Updated: April 9, 2021 7:28:12 am
As the 14th edition of the IPL is all set to roll out in a pandemic year, a tweet from Pakistan’s ageless star Shahid Afridi captured the journey of this tournament to a behemoth that overshadows much else in cricket. Afridi tweeted his “surprise” and “sadness” that South African players left mid-way in a series against Pakistan to join the IPL juggernaut. It felt like an outdated sentiment; the rest of the cricketing world dropped the raised eyebrows a few years ago. (Nearly) everyone loves the IPL: The fans, the administrators, marketers, broadcasters, corporates, and players.

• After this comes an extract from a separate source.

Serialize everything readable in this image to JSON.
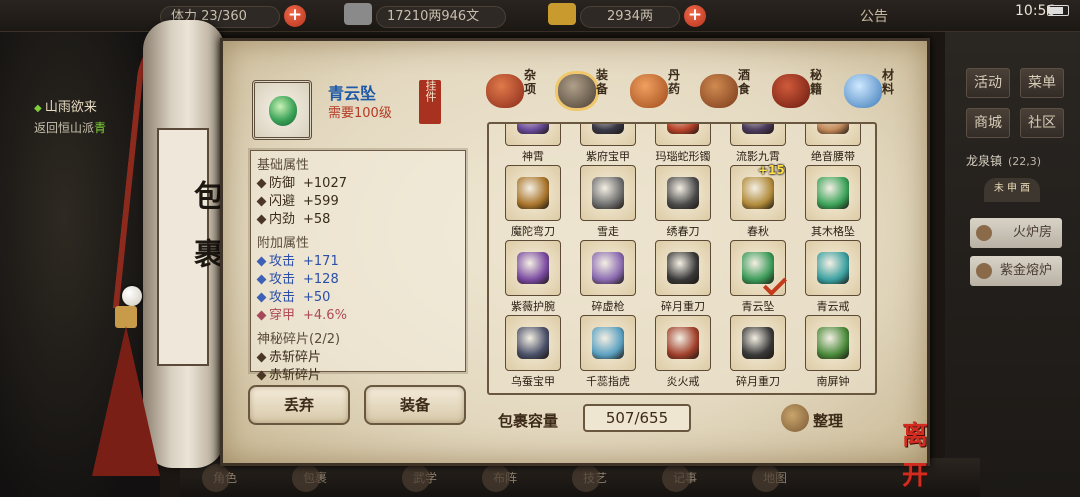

In the recently concluded series against India, England’s rotation policy came under scrutiny. They had rested key players in the Test series primarily due to bio-bubble effects on mental health and also to be available for the white-ball games. Some in the English media and their former players even framed it as a tussle between Eoin Morgan, the captain of the white-ball team, and Joe Root, the Test captain, but not many suggested that the players play Tests and limited-overs games in India and rest for the IPL. Everyone in the ecosystem benefits from the premier T20 tournament of the world. And no one’s complaining.
It’s a great tournament, from the quality of cricket to the way it’s broadcasted, branded, and loyally followed. It is streamed in a number of languages and has unique content with the likes of Dug-out, a cricket-strategy-and-technique focused panel. The loyalty of fans is unparalleled, with humorous memes across languages to serious handwringing over the fate of teams. The brand world doesn’t have to try to create loyalty anymore; only to monetarily tap it. The IPL is here to stay, and entertain.